Tout savoir sur le dégrèvement de taxe d’habitation pour les seniors en 2024
18 avril 2026
Chaque année, de nombreux seniors reçoivent leur avis de taxe d’habitation et se demandent s’ils peuvent bénéficier d’un allègement, voire d’une exonération. Malgré la réforme progressive aboutissant à la quasi-suppression de cette taxe pour la résidence principale depuis 2023, certaines situations continuent d’ouvrir droit à un dégrèvement partiel ou total, notamment pour les logements secondaires, ou en cas de retard sur la suppression complète. D’où l’intérêt de bien comprendre les règles actuelles, qui peuvent paraître complexes et changer régulièrement.
La taxe d’habitation est un impôt local dû par toute personne occupant un logement meublé au 1er janvier de l’année, qu’elle en soit propriétaire, locataire ou occupante à titre gratuit (source : Ministère de l’Économie). Depuis 2023, la résidence principale n’est plus soumise à cet impôt pour la quasi-totalité des foyers. Cependant, certains seniors continuent de la voir mentionnée sur leurs avis, notamment s’ils possèdent une résidence secondaire ou si leur situation fiscale évolue.
La question du dégrèvement concerne principalement trois catégories de seniors :
Voici les principaux critères à connaître :
• L’exonération ou le dégrèvement partiel peut concerner les personnes âgées de plus de 60 ans, mais aussi les veufs(ves) quel que soit leur âge, ou encore les personnes reconnues invalides à 80% ou plus.
• L’administration fiscale vérifie vos ressources pour juger de votre droit à un avantage sur la taxe. Les plafonds de référence évoluent chaque année ; pour un senior vivant seul, il était par exemple d’environ 11 885 € de "revenu fiscal de référence" en 2023 (source : impots.gouv.fr). Pour chaque demi-part supplémentaire, le seuil augmente.
| Situation familiale | Revenu fiscal de référence maximal 2023 (pour l’avis 2024) |
|---|---|
| 1 part | 11 885 € |
| 1,5 parts | 15 547 € |
| 2 parts | 19 209 € |
Pour obtenir une exonération ou un dégrèvement, certains documents peuvent vous être demandés par l’administration :
Souvent, l’exonération est automatique pour la résidence principale si vous remplissez bien les conditions. Mais des erreurs ou des oublis arrivent, en particulier lors d’un changement d’adresse, d’un décès, ou d’une première demande.
Certaines associations d’aide aux seniors, comme L’ADIL ou les centres communaux d’action sociale (CCAS), proposent aussi un accompagnement gratuit dans vos démarches.
Si vous avez gardé votre ancienne habitation et que vous payez la taxe pour un logement que vous occupez peu ou plus du tout, il est possible d’obtenir une réduction, parfois jusqu’à l’exonération totale. Il suffit de justifier votre admission durable en établissement, et de demander la mise à jour de votre situation. Les modalités varient selon les villes et départements.

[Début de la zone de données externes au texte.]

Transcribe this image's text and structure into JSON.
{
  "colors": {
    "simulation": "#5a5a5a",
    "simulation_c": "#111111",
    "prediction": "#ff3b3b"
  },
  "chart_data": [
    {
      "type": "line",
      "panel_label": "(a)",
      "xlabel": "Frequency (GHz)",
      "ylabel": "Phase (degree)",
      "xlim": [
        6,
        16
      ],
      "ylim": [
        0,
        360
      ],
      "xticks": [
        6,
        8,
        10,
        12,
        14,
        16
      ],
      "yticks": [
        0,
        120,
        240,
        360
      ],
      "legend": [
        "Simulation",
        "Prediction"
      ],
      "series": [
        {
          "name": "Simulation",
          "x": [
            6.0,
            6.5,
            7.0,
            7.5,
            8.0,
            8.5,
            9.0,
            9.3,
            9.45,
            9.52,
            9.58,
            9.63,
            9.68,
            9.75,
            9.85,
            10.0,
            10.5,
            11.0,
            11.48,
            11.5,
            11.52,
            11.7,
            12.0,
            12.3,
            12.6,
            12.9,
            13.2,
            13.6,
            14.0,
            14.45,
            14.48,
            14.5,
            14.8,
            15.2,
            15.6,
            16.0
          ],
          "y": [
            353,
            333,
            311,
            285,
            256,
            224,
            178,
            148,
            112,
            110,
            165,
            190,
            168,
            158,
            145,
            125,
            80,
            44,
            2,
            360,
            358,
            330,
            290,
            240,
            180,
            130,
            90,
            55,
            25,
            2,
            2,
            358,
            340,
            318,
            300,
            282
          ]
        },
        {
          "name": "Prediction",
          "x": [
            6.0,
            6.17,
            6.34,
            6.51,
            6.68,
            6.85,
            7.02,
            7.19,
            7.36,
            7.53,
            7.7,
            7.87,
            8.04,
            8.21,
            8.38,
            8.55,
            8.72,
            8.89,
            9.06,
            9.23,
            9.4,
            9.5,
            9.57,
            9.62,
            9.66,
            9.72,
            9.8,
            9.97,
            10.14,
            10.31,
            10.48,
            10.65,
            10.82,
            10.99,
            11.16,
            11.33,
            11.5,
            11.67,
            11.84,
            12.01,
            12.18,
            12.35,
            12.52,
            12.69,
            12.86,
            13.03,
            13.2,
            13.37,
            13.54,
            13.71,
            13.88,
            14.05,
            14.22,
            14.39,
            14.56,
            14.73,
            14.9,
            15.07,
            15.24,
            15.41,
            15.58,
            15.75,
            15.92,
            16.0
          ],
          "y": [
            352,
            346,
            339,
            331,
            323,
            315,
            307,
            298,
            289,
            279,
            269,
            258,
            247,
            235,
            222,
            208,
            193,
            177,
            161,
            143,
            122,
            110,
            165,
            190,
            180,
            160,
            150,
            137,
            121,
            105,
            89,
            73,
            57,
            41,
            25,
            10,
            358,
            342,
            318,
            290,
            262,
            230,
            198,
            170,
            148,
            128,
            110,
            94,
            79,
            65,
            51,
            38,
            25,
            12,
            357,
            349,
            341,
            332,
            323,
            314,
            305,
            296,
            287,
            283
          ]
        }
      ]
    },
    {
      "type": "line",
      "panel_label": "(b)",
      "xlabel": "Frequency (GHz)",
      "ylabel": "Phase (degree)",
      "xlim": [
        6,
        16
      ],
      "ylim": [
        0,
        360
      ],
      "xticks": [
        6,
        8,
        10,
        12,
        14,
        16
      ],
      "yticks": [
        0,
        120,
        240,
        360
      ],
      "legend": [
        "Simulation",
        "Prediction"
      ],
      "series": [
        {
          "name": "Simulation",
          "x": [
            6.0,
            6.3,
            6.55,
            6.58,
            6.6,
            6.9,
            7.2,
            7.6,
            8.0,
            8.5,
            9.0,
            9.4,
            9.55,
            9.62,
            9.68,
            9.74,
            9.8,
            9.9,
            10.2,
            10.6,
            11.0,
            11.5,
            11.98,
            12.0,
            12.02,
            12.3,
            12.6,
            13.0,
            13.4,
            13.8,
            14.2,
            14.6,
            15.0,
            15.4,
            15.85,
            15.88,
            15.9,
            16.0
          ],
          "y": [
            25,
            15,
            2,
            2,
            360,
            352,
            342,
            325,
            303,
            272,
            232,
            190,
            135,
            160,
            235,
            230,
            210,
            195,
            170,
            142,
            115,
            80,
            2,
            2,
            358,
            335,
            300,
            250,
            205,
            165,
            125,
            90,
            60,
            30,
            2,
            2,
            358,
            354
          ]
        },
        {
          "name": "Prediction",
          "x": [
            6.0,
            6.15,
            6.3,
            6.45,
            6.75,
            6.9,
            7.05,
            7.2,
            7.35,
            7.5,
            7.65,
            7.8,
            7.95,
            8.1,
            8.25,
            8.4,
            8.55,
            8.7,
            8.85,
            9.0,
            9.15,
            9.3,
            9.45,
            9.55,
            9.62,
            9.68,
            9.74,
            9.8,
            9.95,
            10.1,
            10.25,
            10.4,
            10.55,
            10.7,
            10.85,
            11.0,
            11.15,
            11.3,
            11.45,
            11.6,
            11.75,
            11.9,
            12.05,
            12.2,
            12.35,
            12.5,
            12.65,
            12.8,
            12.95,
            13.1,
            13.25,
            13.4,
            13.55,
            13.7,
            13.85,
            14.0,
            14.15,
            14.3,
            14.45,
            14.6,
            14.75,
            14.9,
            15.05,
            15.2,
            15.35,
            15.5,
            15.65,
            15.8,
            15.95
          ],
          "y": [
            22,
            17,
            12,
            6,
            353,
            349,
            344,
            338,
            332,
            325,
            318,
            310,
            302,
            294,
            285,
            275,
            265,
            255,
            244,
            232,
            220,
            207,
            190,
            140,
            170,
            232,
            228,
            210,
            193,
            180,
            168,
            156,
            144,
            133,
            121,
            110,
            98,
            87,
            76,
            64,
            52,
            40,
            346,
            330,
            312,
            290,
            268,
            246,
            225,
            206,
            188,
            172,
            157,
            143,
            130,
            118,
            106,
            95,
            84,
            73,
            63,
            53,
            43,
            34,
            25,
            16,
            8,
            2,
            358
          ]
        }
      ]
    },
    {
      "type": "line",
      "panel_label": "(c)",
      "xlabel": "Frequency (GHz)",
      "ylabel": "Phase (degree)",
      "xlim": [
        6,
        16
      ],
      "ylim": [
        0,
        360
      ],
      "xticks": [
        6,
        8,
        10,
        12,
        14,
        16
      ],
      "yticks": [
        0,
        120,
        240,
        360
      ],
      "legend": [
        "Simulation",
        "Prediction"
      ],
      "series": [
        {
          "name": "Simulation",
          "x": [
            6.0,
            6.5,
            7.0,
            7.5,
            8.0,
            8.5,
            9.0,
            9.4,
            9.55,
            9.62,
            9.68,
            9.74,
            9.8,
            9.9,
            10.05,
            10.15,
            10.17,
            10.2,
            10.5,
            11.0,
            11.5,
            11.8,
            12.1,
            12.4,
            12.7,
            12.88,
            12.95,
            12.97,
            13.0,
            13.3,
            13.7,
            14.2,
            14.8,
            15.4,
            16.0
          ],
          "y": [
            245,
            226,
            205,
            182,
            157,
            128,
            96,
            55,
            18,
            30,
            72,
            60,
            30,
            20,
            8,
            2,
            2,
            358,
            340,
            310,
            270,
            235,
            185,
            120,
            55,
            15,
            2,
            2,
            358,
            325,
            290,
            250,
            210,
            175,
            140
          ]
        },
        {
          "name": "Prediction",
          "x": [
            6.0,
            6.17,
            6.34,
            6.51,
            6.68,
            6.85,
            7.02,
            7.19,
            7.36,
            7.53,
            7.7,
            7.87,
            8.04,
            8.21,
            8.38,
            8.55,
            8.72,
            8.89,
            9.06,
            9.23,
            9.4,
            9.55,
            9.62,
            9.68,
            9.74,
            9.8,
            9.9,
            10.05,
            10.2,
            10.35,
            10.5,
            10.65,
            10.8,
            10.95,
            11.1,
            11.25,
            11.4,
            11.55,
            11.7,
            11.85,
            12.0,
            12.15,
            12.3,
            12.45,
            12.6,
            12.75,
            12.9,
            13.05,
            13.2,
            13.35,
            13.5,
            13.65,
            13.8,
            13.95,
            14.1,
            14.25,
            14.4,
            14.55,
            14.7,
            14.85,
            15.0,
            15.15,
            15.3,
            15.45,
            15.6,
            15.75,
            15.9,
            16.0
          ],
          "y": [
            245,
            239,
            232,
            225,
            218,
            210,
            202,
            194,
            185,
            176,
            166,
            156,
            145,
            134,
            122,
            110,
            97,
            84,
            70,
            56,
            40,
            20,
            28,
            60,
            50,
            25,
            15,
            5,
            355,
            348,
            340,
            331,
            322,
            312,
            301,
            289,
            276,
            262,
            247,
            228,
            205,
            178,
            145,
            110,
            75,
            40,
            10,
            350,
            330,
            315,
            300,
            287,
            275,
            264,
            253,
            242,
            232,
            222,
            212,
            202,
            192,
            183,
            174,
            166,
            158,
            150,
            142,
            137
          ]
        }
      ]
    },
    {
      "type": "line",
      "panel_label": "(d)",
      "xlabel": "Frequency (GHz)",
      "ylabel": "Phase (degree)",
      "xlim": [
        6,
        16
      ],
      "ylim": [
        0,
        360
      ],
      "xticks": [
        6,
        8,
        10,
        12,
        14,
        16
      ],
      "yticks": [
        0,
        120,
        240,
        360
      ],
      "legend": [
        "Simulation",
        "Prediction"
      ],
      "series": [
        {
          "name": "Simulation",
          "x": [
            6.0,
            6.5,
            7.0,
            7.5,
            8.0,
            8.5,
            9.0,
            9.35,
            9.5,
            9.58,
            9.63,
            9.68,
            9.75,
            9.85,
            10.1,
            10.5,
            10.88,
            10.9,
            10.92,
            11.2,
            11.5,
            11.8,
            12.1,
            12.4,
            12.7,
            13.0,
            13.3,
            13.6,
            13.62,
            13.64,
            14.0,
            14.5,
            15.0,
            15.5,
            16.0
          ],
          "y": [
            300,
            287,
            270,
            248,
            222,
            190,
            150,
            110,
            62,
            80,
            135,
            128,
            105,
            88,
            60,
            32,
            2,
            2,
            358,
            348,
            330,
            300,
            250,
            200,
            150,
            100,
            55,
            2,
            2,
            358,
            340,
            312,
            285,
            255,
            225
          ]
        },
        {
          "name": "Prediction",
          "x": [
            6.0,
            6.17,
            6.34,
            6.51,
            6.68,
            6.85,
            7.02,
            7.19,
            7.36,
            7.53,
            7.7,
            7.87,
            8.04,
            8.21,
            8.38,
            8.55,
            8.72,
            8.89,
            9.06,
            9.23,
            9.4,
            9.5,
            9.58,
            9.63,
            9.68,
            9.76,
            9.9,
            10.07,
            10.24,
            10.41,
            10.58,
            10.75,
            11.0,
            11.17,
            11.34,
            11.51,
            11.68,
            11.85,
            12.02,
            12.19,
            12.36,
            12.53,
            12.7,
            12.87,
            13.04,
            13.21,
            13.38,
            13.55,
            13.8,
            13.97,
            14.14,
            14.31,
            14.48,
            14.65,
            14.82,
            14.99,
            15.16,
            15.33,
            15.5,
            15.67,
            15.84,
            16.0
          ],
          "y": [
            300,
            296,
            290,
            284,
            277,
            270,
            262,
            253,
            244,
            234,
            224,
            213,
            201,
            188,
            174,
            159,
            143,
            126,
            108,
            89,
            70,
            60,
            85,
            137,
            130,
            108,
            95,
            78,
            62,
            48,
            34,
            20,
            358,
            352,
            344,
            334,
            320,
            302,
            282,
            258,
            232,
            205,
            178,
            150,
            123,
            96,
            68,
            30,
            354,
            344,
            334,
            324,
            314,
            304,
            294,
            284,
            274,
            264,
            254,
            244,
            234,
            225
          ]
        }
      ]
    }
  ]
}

Les seniors vivant chez un proche sans avoir réellement quitté leur domicile fiscal initial peuvent être taxés alors qu’ils n’occupent plus leur logement. Là aussi, l’administration accepte d’étudier chaque cas individuellement.
Oui, il existe d’autres dispositifs destinés à accompagner les seniors dans leur démarche de maintien à domicile ou pour alléger leur fiscalité. Parmi eux :
D’après la Direction Générale des Finances Publiques, près de 80% des résidences principales ont bénéficié d’une exonération totale dès 2021. Chez les seniors, le taux grimpe au-delà de 90% pour ceux vivant seuls ou en couple avec de faibles revenus (source : Service-Public.fr).
Pour les logements secondaires, le dégrèvement reste rare, mais il existe. Plusieurs milliers de demandes sont déposées chaque année, avec un taux d’acceptation qui varie selon les départements.
Pour faciliter vos démarches de dégrèvement, voici une liste de services à connaître :
L’évolution de la taxe d’habitation a largement profité aux foyers modestes et aux seniors en particulier. Toutefois, la fiscalité locale n’est jamais totalement figée, et certains débats restent ouverts, notamment sur la taxation des résidences secondaires, qui peut encore peser pour les seniors quittant leur domicile principal pour des raisons de santé ou de famille.
Rester informé des évolutions réglementaires, se signaler rapidement en cas d’anomalie à l’administration fiscale, et ne pas hésiter à solliciter de l’aide pour remplir vos droits, voilà la recette pour conserver toute la tranquillité d’esprit à laquelle chaque senior a droit.
Pour finir, si vous avez des questions précises sur votre situation, renseignez-vous auprès de votre centre des impôts ou d’un professionnel. La fiscalité locale évolue, mais personne ne devrait se sentir perdu face à ces démarches, surtout quand il existe des dispositifs de soutien adaptés à chaque âge de la vie.